Saturday, March 6, 2010

Believe

I just finished watching "Miracle", which is the story of the US Olympic hockey team defeating the Soviet Union in the 1980 Winter Olympics. It is deemed one of the greatest upsets of all time. The average age of the US team was 21. The Soviets were seasoned veterans. The US team had been together for 7 months. The Soviets had skated together up to 15 years.
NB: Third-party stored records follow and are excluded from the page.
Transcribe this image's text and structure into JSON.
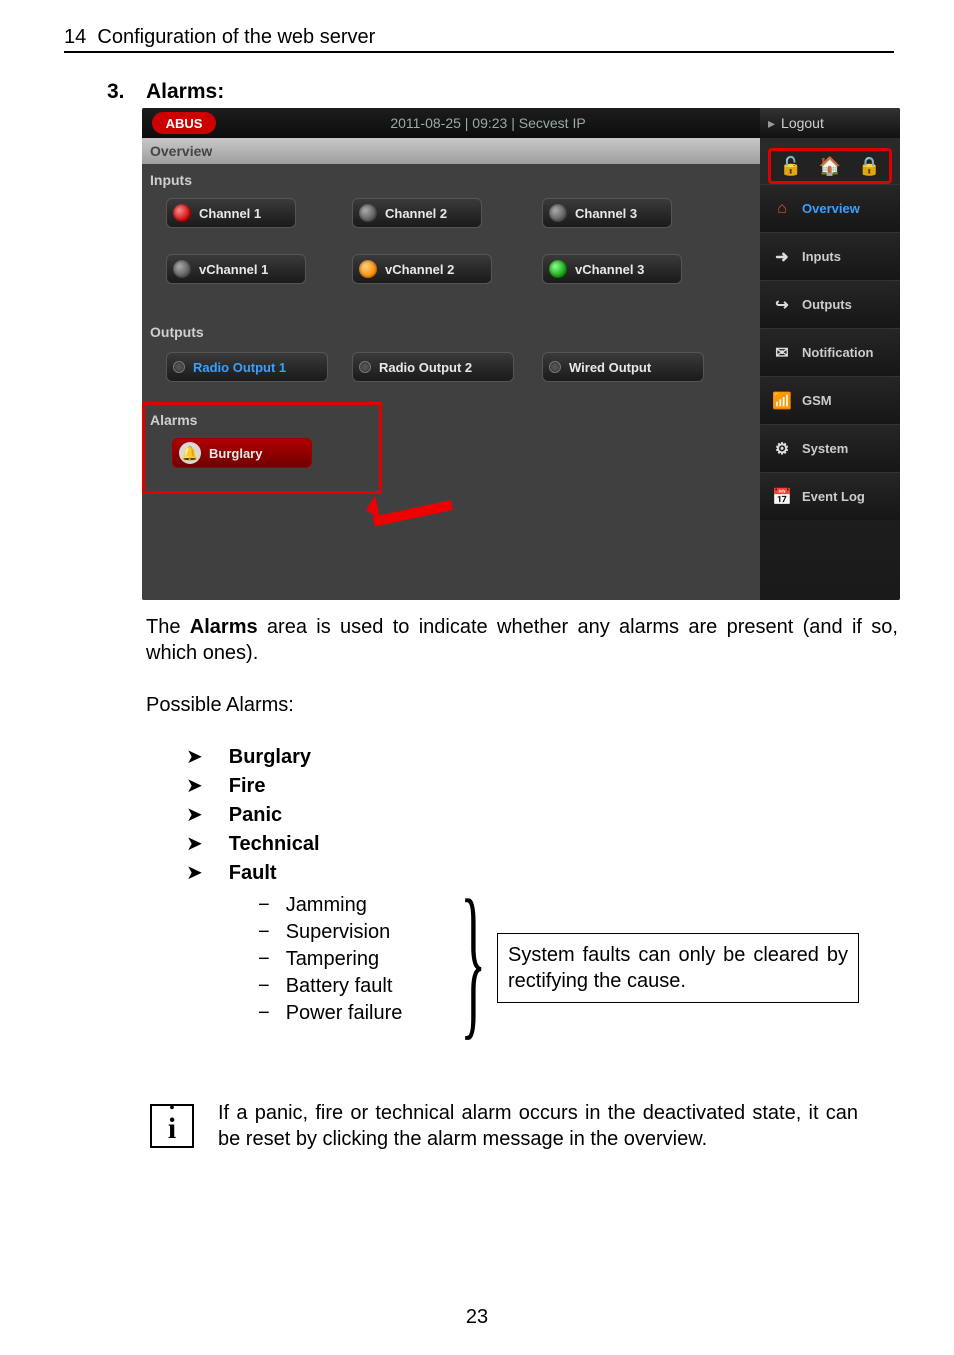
{
  "header": {
    "chapter_num": "14",
    "chapter_title": "Configuration of the web server"
  },
  "section": {
    "num": "3.",
    "title": "Alarms:"
  },
  "shot": {
    "brand": "ABUS",
    "topbar_mid": "2011-08-25  |  09:23  |  Secvest IP",
    "logout": "Logout",
    "overview_label": "Overview",
    "groups": {
      "inputs": "Inputs",
      "outputs": "Outputs",
      "alarms": "Alarms"
    },
    "channels": {
      "c1": "Channel 1",
      "c2": "Channel 2",
      "c3": "Channel 3",
      "v1": "vChannel 1",
      "v2": "vChannel 2",
      "v3": "vChannel 3"
    },
    "outputs": {
      "o1": "Radio Output 1",
      "o2": "Radio Output 2",
      "o3": "Wired Output"
    },
    "alarms": {
      "burglary": "Burglary"
    },
    "sidebar": {
      "overview": "Overview",
      "inputs": "Inputs",
      "outputs": "Outputs",
      "notification": "Notification",
      "gsm": "GSM",
      "system": "System",
      "eventlog": "Event Log"
    }
  },
  "body": {
    "para1a": "The ",
    "para1b": "Alarms",
    "para1c": " area is used to indicate whether any alarms are present (and if so, which ones).",
    "para2": "Possible Alarms:",
    "alarm_types": {
      "a1": "Burglary",
      "a2": "Fire",
      "a3": "Panic",
      "a4": "Technical",
      "a5": "Fault"
    },
    "faults": {
      "f1": "Jamming",
      "f2": "Supervision",
      "f3": "Tampering",
      "f4": "Battery fault",
      "f5": "Power failure"
    },
    "note_box": "System faults can only be cleared by rectifying the cause.",
    "info": "If a panic, fire or technical alarm occurs in the deactivated state, it can be reset by clicking the alarm message in the overview."
  },
  "page_num": "23"
}
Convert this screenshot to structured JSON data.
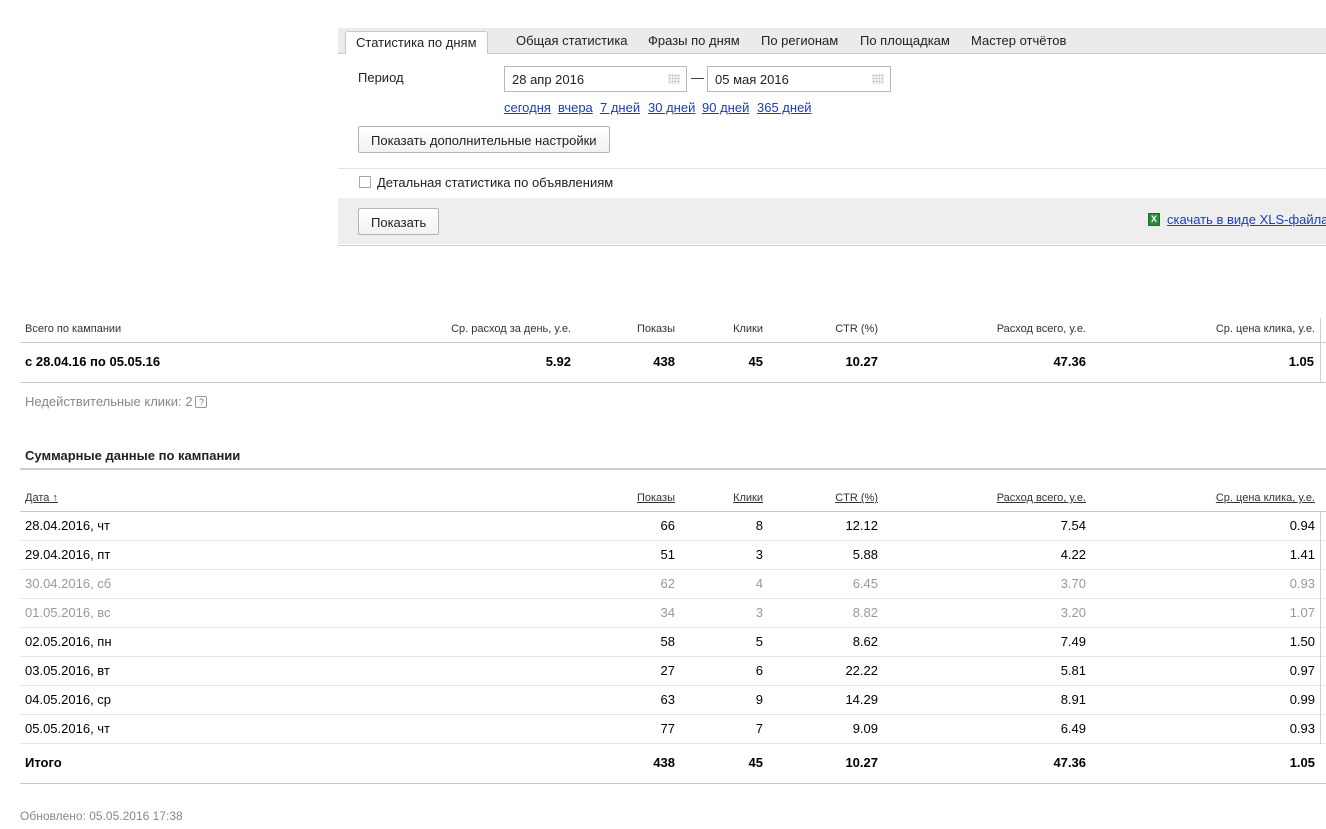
{
  "tabs": [
    {
      "label": "Статистика по дням",
      "active": true
    },
    {
      "label": "Общая статистика"
    },
    {
      "label": "Фразы по дням"
    },
    {
      "label": "По регионам"
    },
    {
      "label": "По площадкам"
    },
    {
      "label": "Мастер отчётов"
    }
  ],
  "filter": {
    "period_label": "Период",
    "date_from": "28 апр 2016",
    "date_to": "05 мая 2016",
    "dash": "—",
    "quick_ranges": [
      "сегодня",
      "вчера",
      "7 дней",
      "30 дней",
      "90 дней",
      "365 дней"
    ],
    "more_settings_label": "Показать дополнительные настройки",
    "detail_checkbox_label": "Детальная статистика по объявлениям",
    "detail_checked": false,
    "show_label": "Показать",
    "xls_link": "скачать в виде XLS-файла",
    "xls_icon": "X"
  },
  "summary": {
    "headers": [
      "Всего по кампании",
      "Ср. расход за день, у.е.",
      "Показы",
      "Клики",
      "CTR (%)",
      "Расход всего, у.е.",
      "Ср. цена клика, у.е."
    ],
    "row": [
      "с 28.04.16 по 05.05.16",
      "5.92",
      "438",
      "45",
      "10.27",
      "47.36",
      "1.05"
    ],
    "invalid_clicks": "Недействительные клики: 2",
    "help_icon": "?"
  },
  "campaign": {
    "title": "Суммарные данные по кампании",
    "headers": [
      "Дата ↑",
      "Показы",
      "Клики",
      "CTR (%)",
      "Расход всего, у.е.",
      "Ср. цена клика, у.е."
    ],
    "rows": [
      {
        "date": "28.04.2016, чт",
        "shows": "66",
        "clicks": "8",
        "ctr": "12.12",
        "cost": "7.54",
        "cpc": "0.94",
        "weekend": false
      },
      {
        "date": "29.04.2016, пт",
        "shows": "51",
        "clicks": "3",
        "ctr": "5.88",
        "cost": "4.22",
        "cpc": "1.41",
        "weekend": false
      },
      {
        "date": "30.04.2016, сб",
        "shows": "62",
        "clicks": "4",
        "ctr": "6.45",
        "cost": "3.70",
        "cpc": "0.93",
        "weekend": true
      },
      {
        "date": "01.05.2016, вс",
        "shows": "34",
        "clicks": "3",
        "ctr": "8.82",
        "cost": "3.20",
        "cpc": "1.07",
        "weekend": true
      },
      {
        "date": "02.05.2016, пн",
        "shows": "58",
        "clicks": "5",
        "ctr": "8.62",
        "cost": "7.49",
        "cpc": "1.50",
        "weekend": false
      },
      {
        "date": "03.05.2016, вт",
        "shows": "27",
        "clicks": "6",
        "ctr": "22.22",
        "cost": "5.81",
        "cpc": "0.97",
        "weekend": false
      },
      {
        "date": "04.05.2016, ср",
        "shows": "63",
        "clicks": "9",
        "ctr": "14.29",
        "cost": "8.91",
        "cpc": "0.99",
        "weekend": false
      },
      {
        "date": "05.05.2016, чт",
        "shows": "77",
        "clicks": "7",
        "ctr": "9.09",
        "cost": "6.49",
        "cpc": "0.93",
        "weekend": false
      }
    ],
    "total": {
      "label": "Итого",
      "shows": "438",
      "clicks": "45",
      "ctr": "10.27",
      "cost": "47.36",
      "cpc": "1.05"
    }
  },
  "updated": "Обновлено: 05.05.2016 17:38",
  "colors": {
    "link": "#1a3dc1",
    "weekend_text": "#999999",
    "panel_bg": "#eeeeee"
  }
}
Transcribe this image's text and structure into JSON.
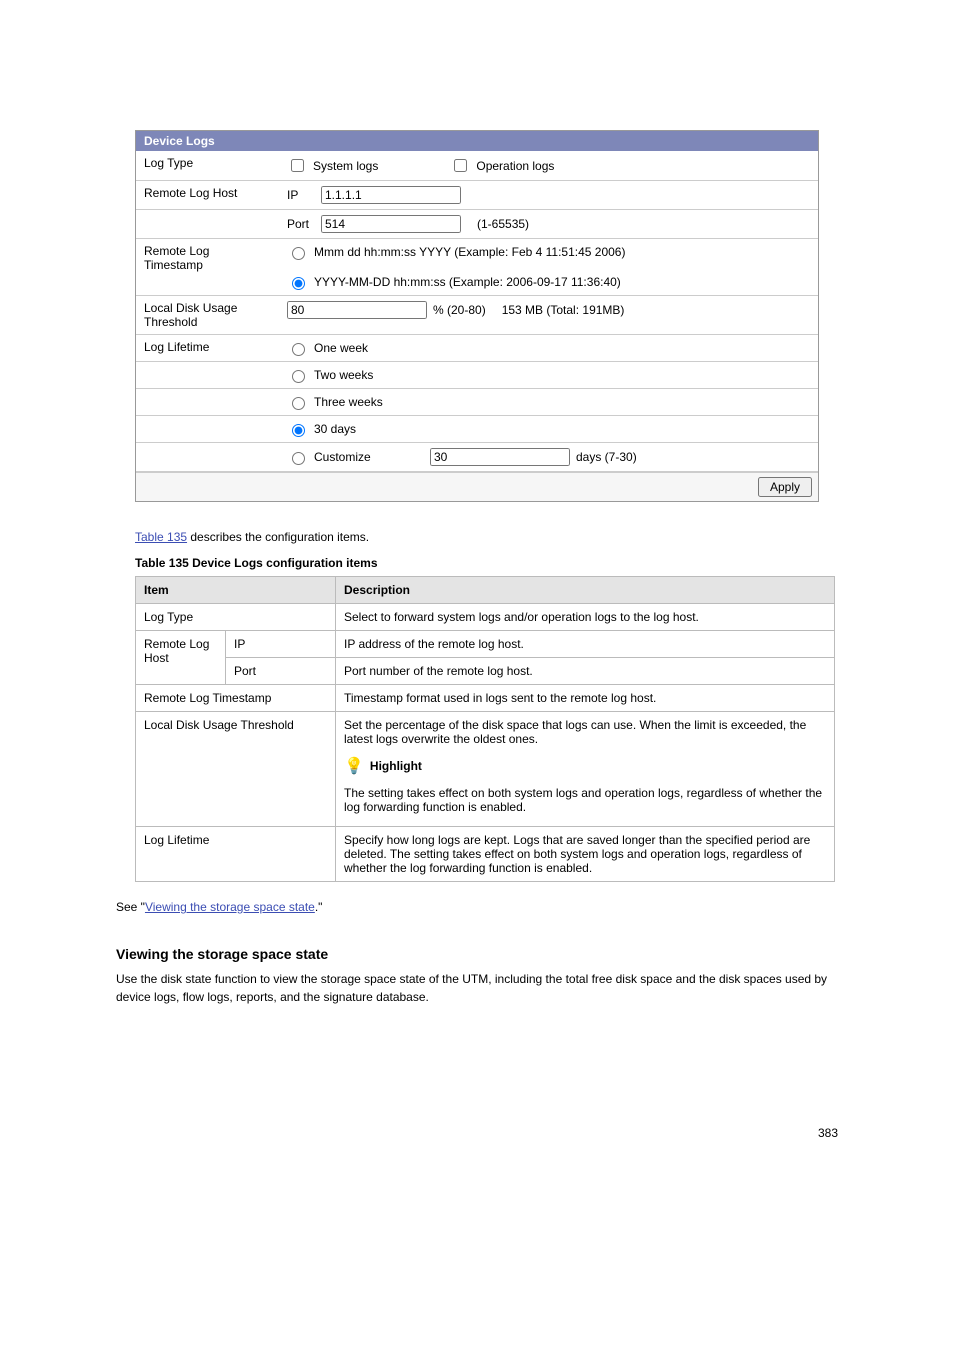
{
  "panel": {
    "title": "Device Logs",
    "logType": {
      "label": "Log Type",
      "systemLogs": "System logs",
      "operationLogs": "Operation logs"
    },
    "remoteHost": {
      "label": "Remote Log Host",
      "ipLabel": "IP",
      "ipValue": "1.1.1.1",
      "portLabel": "Port",
      "portValue": "514",
      "portRange": "(1-65535)"
    },
    "remoteTimestamp": {
      "label": "Remote Log Timestamp",
      "option1": "Mmm dd hh:mm:ss YYYY (Example: Feb 4 11:51:45 2006)",
      "option2": "YYYY-MM-DD hh:mm:ss (Example: 2006-09-17 11:36:40)"
    },
    "diskUsage": {
      "label": "Local Disk Usage Threshold",
      "value": "80",
      "suffix": "% (20-80)",
      "info": "153 MB (Total: 191MB)"
    },
    "lifetime": {
      "label": "Log Lifetime",
      "oneWeek": "One week",
      "twoWeeks": "Two weeks",
      "threeWeeks": "Three weeks",
      "thirtyDays": "30 days",
      "customize": "Customize",
      "customizeValue": "30",
      "customizeSuffix": "days (7-30)"
    },
    "applyLabel": "Apply"
  },
  "table": {
    "captionPrefix": "Table 135",
    "caption": " describes the configuration items.",
    "title": "Table 135 Device Logs configuration items",
    "headers": {
      "item": "Item",
      "desc": "Description"
    },
    "rows": {
      "logType": {
        "item": "Log Type",
        "desc": "Select to forward system logs and/or operation logs to the log host."
      },
      "remoteHostIp": {
        "item": "Remote Log Host",
        "sub": "IP",
        "desc": "IP address of the remote log host."
      },
      "remoteHostPort": {
        "sub": "Port",
        "desc": "Port number of the remote log host."
      },
      "remoteTimestamp": {
        "item": "Remote Log Timestamp",
        "desc": "Timestamp format used in logs sent to the remote log host."
      },
      "diskUsage": {
        "item": "Local Disk Usage Threshold",
        "desc1": "Set the percentage of the disk space that logs can use. When the limit is exceeded, the latest logs overwrite the oldest ones.",
        "highlightLabel": "Highlight",
        "desc2": "The setting takes effect on both system logs and operation logs, regardless of whether the log forwarding function is enabled."
      },
      "lifetime": {
        "item": "Log Lifetime",
        "desc": "Specify how long logs are kept. Logs that are saved longer than the specified period are deleted. The setting takes effect on both system logs and operation logs, regardless of whether the log forwarding function is enabled."
      }
    }
  },
  "section": {
    "seePrefix": "See \"",
    "linkText": "Viewing the storage space state",
    "seeSuffix": ".\"",
    "heading": "Viewing the storage space state",
    "para": "Use the disk state function to view the storage space state of the UTM, including the total free disk space and the disk spaces used by device logs, flow logs, reports, and the signature database."
  },
  "pageNumber": "383"
}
The Soviets had won gold in the 4 prior Winter Olympics. The US wasn't even expected to contend for a medal.

So why did the US win? They gave everything they had. The trained relentlessly to be the best conditioned team so they could skate with the Soviets for an entire game. I don't think they won on the ice that night. I think they won during the countless hours of practice and drills.

I see a lot of people, including myself at times, unwilling to give everything they have. For the most part, it's not that they are lazy or unmotivated. It's that they are scared. They are scared of the possibility that they will invest themselves fully in a cause only to fail. If you don't give all of yourself to something and it doesn't work out than you have a built in excuse. You didn't really put yourself on the line so you don't take the loss as hard. You didn't fully pursue with your heart so you aren't left devastated. At least that is their line of thinking.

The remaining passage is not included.